Sin embargo, a diferencia de varios de sus largometrajes, se abre una puerta de salvación. Quienes manejan la cámara ahora son niños, como si redescubrieran un lenguaje extraviado y rescataran la apagada fotogenia de quien supo ser, acaso, una estrella de cine. Mientras el protagonista habló a cámara, el registro tenía que ver con lo documental en tanto testimonio crudo, directo. Luego, hacia el final, la película empieza, la magia parece activarse una vez más y la imagen del cuerpo (fabricada nuevamente a base de maquillaje, pose y capturada por la cámara) adquiere un nuevo status. Lo curioso es que Cronenberg, más allá de las obsesiones frecuentes, se permite introducir un aspecto lúdico con la presencia de esos niños, quienes parecen (re)descubrir una tecnología obsoleta.
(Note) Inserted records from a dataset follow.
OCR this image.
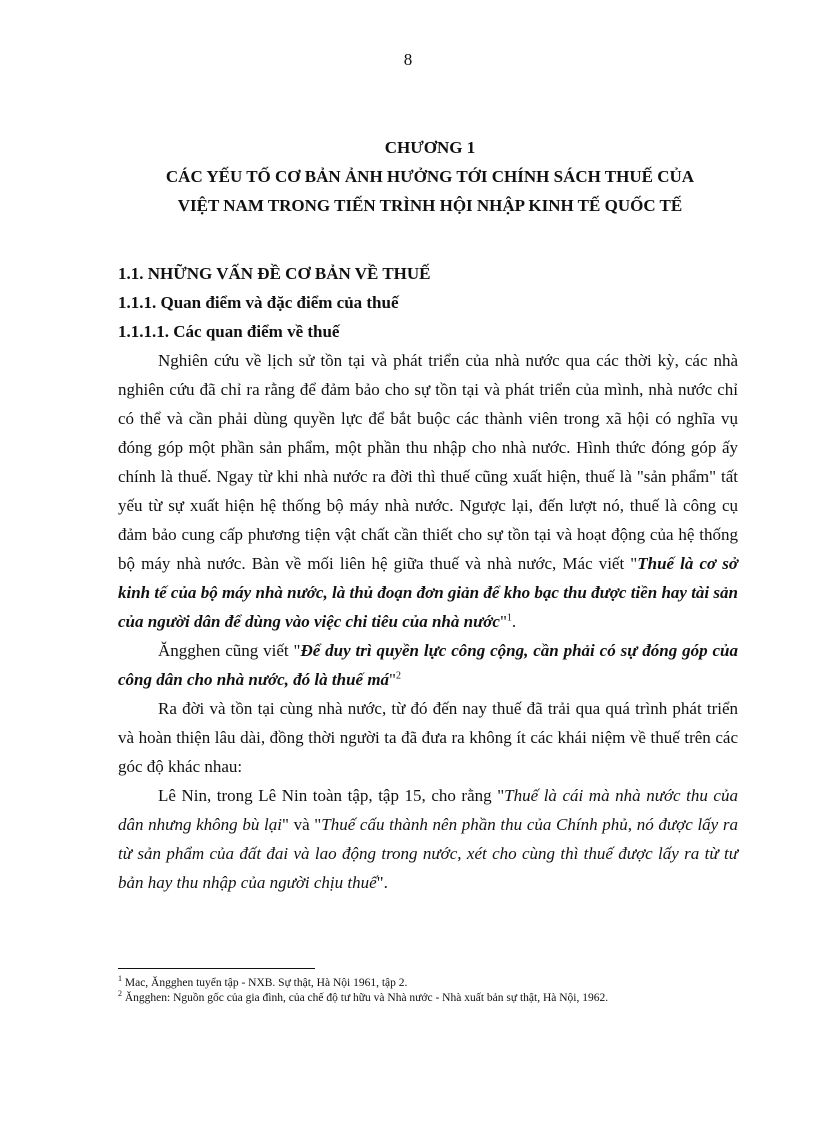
8
CHƯƠNG 1
CÁC YẾU TỐ CƠ BẢN ẢNH HƯỞNG TỚI CHÍNH SÁCH THUẾ CỦA
VIỆT NAM TRONG TIẾN TRÌNH HỘI NHẬP KINH TẾ QUỐC TẾ
1.1. NHỮNG VẤN ĐỀ CƠ BẢN VỀ THUẾ
1.1.1. Quan điểm và đặc điểm của thuế
1.1.1.1. Các quan điểm về thuế

Nghiên cứu về lịch sử tồn tại và phát triển của nhà nước qua các thời kỳ, các nhà nghiên cứu đã chỉ ra rằng để đảm bảo cho sự tồn tại và phát triển của mình, nhà nước chỉ có thể và cần phải dùng quyền lực để bắt buộc các thành viên trong xã hội có nghĩa vụ đóng góp một phần sản phẩm, một phần thu nhập cho nhà nước. Hình thức đóng góp ấy chính là thuế. Ngay từ khi nhà nước ra đời thì thuế cũng xuất hiện, thuế là "sản phẩm" tất yếu từ sự xuất hiện hệ thống bộ máy nhà nước. Ngược lại, đến lượt nó, thuế là công cụ đảm bảo cung cấp phương tiện vật chất cần thiết cho sự tồn tại và hoạt động của hệ thống bộ máy nhà nước. Bàn về mối liên hệ giữa thuế và nhà nước, Mác viết "Thuế là cơ sở kinh tế của bộ máy nhà nước, là thủ đoạn đơn giản để kho bạc thu được tiền hay tài sản của người dân để dùng vào việc chi tiêu của nhà nước"$^1$.

Ăngghen cũng viết "Để duy trì quyền lực công cộng, cần phải có sự đóng góp của công dân cho nhà nước, đó là thuế má"$^2$

Ra đời và tồn tại cùng nhà nước, từ đó đến nay thuế đã trải qua quá trình phát triển và hoàn thiện lâu dài, đồng thời người ta đã đưa ra không ít các khái niệm về thuế trên các góc độ khác nhau:

Lê Nin, trong Lê Nin toàn tập, tập 15, cho rằng "Thuế là cái mà nhà nước thu của dân nhưng không bù lại" và "Thuế cấu thành nên phần thu của Chính phủ, nó được lấy ra từ sản phẩm của đất đai và lao động trong nước, xét cho cùng thì thuế được lấy ra từ tư bản hay thu nhập của người chịu thuế".

$^1$ Mac, Ăngghen tuyển tập - NXB. Sự thật, Hà Nội 1961, tập 2.
$^2$ Ăngghen: Nguồn gốc của gia đình, của chế độ tư hữu và Nhà nước - Nhà xuất bản sự thật, Hà Nội, 1962.
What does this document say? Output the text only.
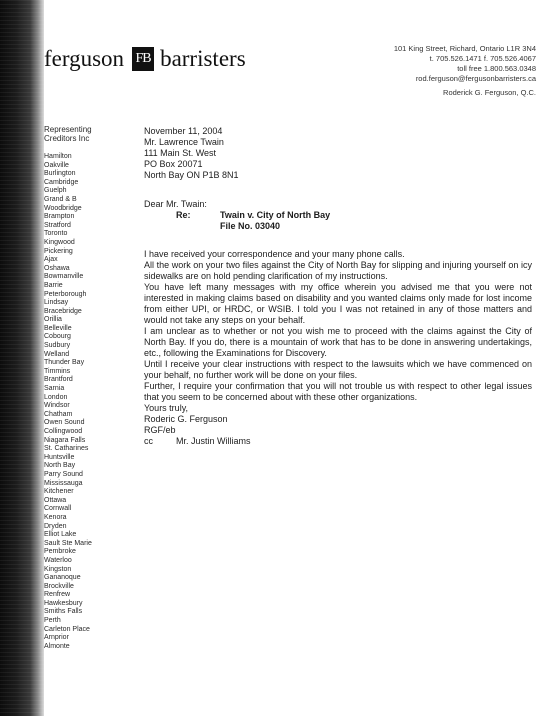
ferguson FB barristers	101 King Street, Richard, Ontario L1R 3N4
t. 705.526.1471 f. 705.526.4067
toll free 1.800.563.0348
rod.ferguson@fergusonbarristers.ca
Roderick G. Ferguson, Q.C.
Representing
Creditors Inc
Hamilton
Oakville
Burlington
Cambridge
Guelph
Grand & B
Woodbridge
Brampton
Stratford
Toronto
Kingwood
Pickering
Ajax
Oshawa
Bowmanville
Barrie
Peterborough
Lindsay
Bracebridge
Orillia
Belleville
Cobourg
Sudbury
Welland
Thunder Bay
Timmins
Brantford
Sarnia
London
Windsor
Chatham
Owen Sound
Collingwood
Niagara Falls
St. Catharines
Huntsville
North Bay
Parry Sound
Mississauga
Kitchener
Ottawa
Cornwall
Kenora
Dryden
Elliot Lake
Sault Ste Marie
Pembroke
Waterloo
Kingston
Gananoque
Brockville
Renfrew
Hawkesbury
Smiths Falls
Perth
Carleton Place
Arnprior
Almonte

November 11, 2004

Mr. Lawrence Twain

111 Main St. West

PO Box 20071

North Bay ON P1B 8N1

Dear Mr. Twain:

Re:	Twain v. City of North Bay

File No. 03040

I have received your correspondence and your many phone calls.

All the work on your two files against the City of North Bay for slipping and injuring yourself on icy sidewalks are on hold pending clarification of my instructions.

You have left many messages with my office wherein you advised me that you were not interested in making claims based on disability and you wanted claims only made for lost income from either UPI, or HRDC, or WSIB. I told you I was not retained in any of those matters and would not take any steps on your behalf.

I am unclear as to whether or not you wish me to proceed with the claims against the City of North Bay. If you do, there is a mountain of work that has to be done in answering undertakings, etc., following the Examinations for Discovery.

Until I receive your clear instructions with respect to the lawsuits which we have commenced on your behalf, no further work will be done on your files.

Further, I require your confirmation that you will not trouble us with respect to other legal issues that you seem to be concerned about with these other organizations.

Yours truly,

Roderic G. Ferguson

RGF/eb

cc	Mr. Justin Williams
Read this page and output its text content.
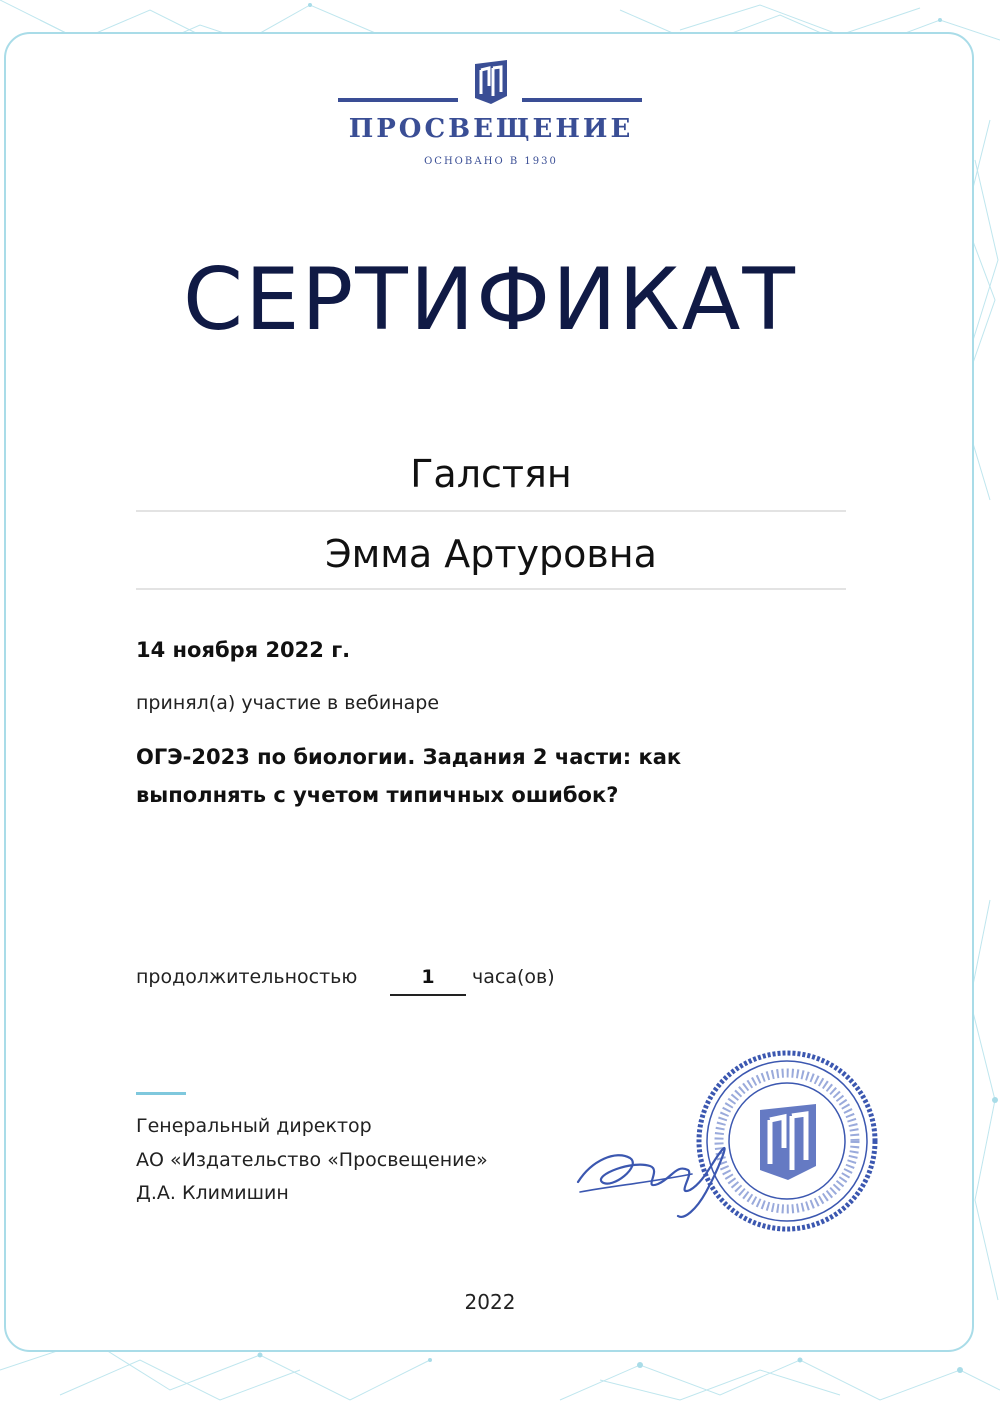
ПРОСВЕЩЕНИЕ
ОСНОВАНО В 1930
СЕРТИФИКАТ
Галстян
Эмма Артуровна
14 ноября 2022 г.
принял(а) участие в вебинаре
ОГЭ-2023 по биологии. Задания 2 части: как выполнять с учетом типичных ошибок?
продолжительностью	1	часа(ов)
Генеральный директор
АО «Издательство «Просвещение»
Д.А. Климишин
2022
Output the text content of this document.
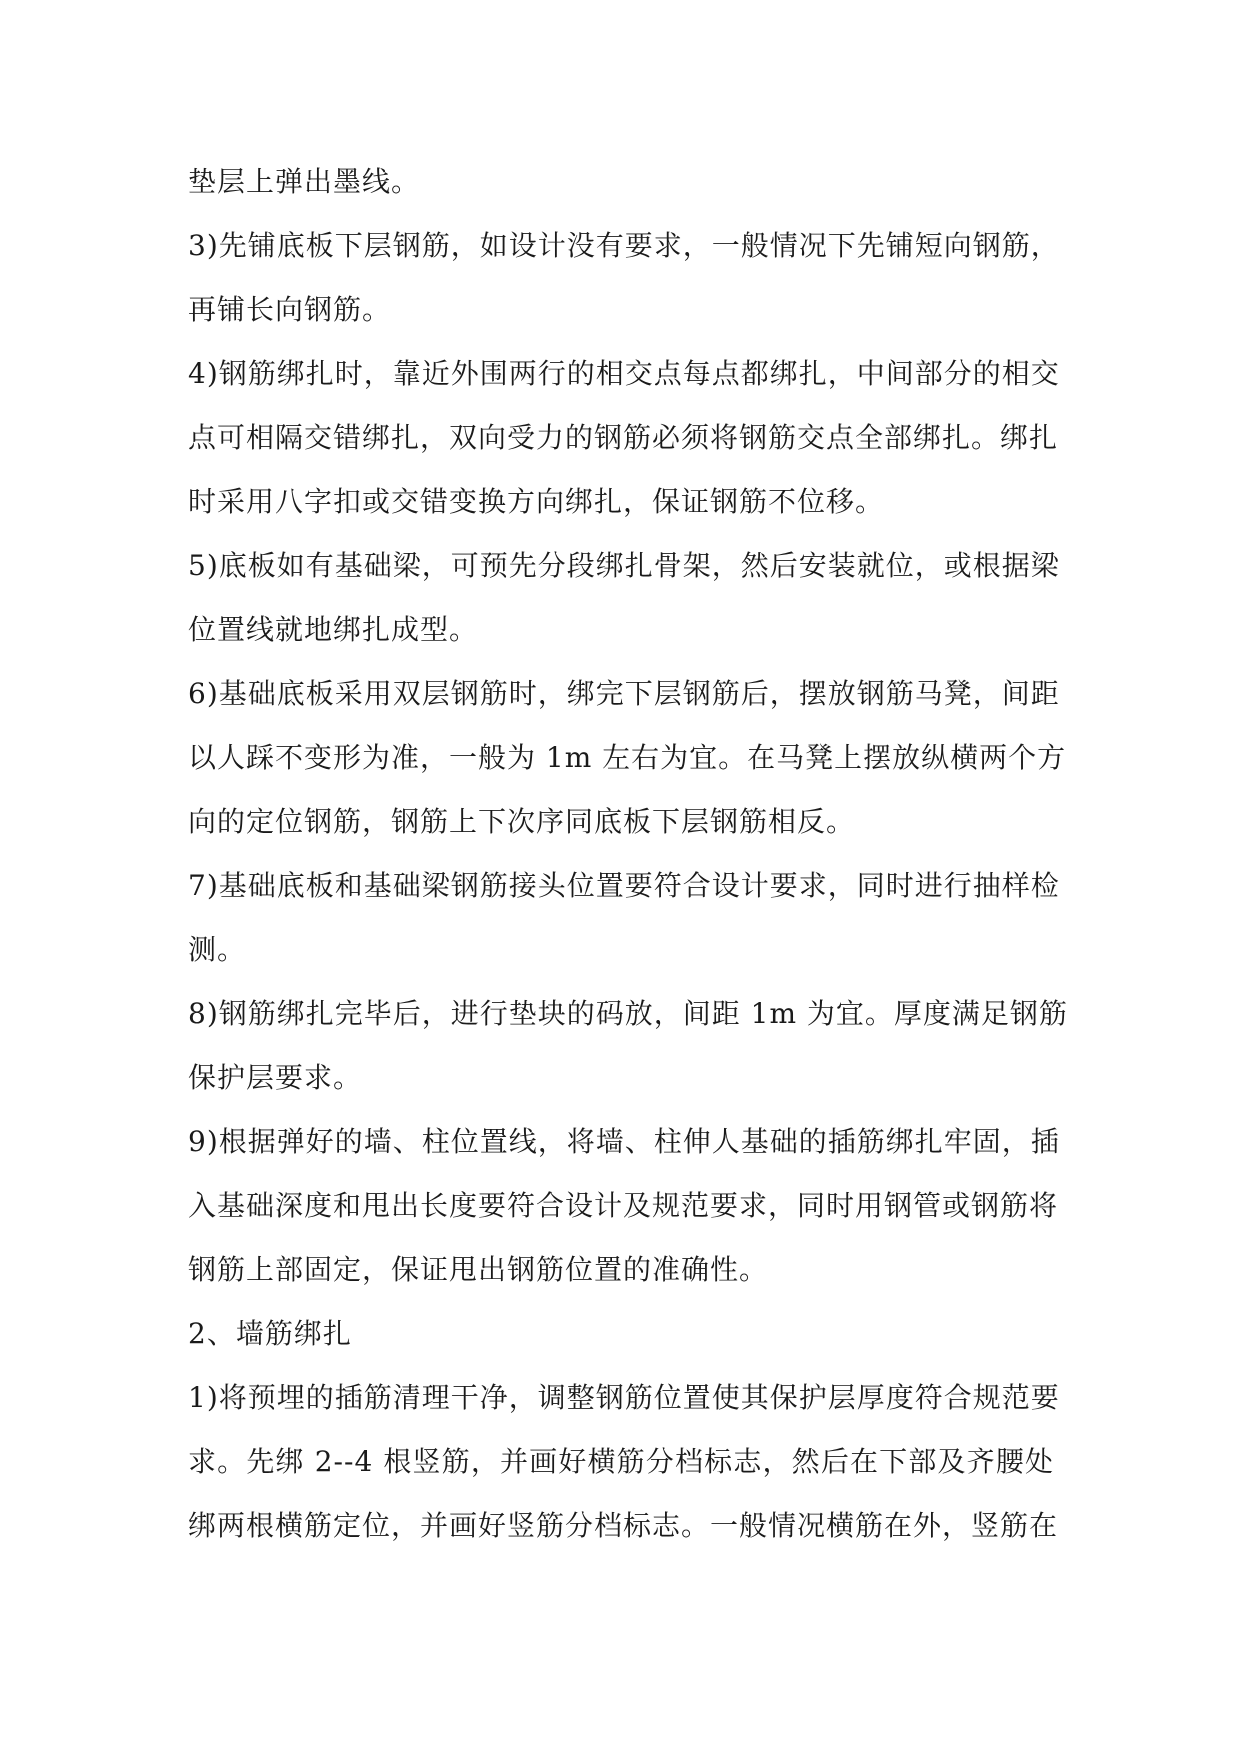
垫层上弹出墨线。
3)先铺底板下层钢筋，如设计没有要求，一般情况下先铺短向钢筋，
再铺长向钢筋。
4)钢筋绑扎时，靠近外围两行的相交点每点都绑扎，中间部分的相交
点可相隔交错绑扎，双向受力的钢筋必须将钢筋交点全部绑扎。绑扎
时采用八字扣或交错变换方向绑扎，保证钢筋不位移。
5)底板如有基础梁，可预先分段绑扎骨架，然后安装就位，或根据梁
位置线就地绑扎成型。
6)基础底板采用双层钢筋时，绑完下层钢筋后，摆放钢筋马凳，间距
以人踩不变形为准，一般为 1m 左右为宜。在马凳上摆放纵横两个方
向的定位钢筋，钢筋上下次序同底板下层钢筋相反。
7)基础底板和基础梁钢筋接头位置要符合设计要求，同时进行抽样检
测。
8)钢筋绑扎完毕后，进行垫块的码放，间距 1m 为宜。厚度满足钢筋
保护层要求。
9)根据弹好的墙、柱位置线，将墙、柱伸人基础的插筋绑扎牢固，插
入基础深度和甩出长度要符合设计及规范要求，同时用钢管或钢筋将
钢筋上部固定，保证甩出钢筋位置的准确性。
2、墙筋绑扎
1)将预埋的插筋清理干净，调整钢筋位置使其保护层厚度符合规范要
求。先绑 2--4 根竖筋，并画好横筋分档标志，然后在下部及齐腰处
绑两根横筋定位，并画好竖筋分档标志。一般情况横筋在外，竖筋在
Hace muchos años el escritor argentino Enrique Anderson Imbert concibió un escenario similar en un breve cuento llamado La Cassette. En el año 2132, en un aula cibernética, un niño llamado Blas es educado con rigor para potenciar su especie. En medio de una penitencia, jugando con una cassette, reinventa el libro. Su historia continúa lo que siglos antes Blas Pascal haría con la geometría de Euclides. En Camera, David Cronenberg es consciente de que el cine es un arte mediatizado por la tecnología y condicionado por lo económico. Esto impacta decisivamente en su naturaleza. Sin embargo, si el fílmico es una especie en extinción (al igual que los cuerpos que habitan las pantallas), serán necesarios muchos niños y nuevas generaciones para que lo evoquen, lo recuerden y lo rescaten.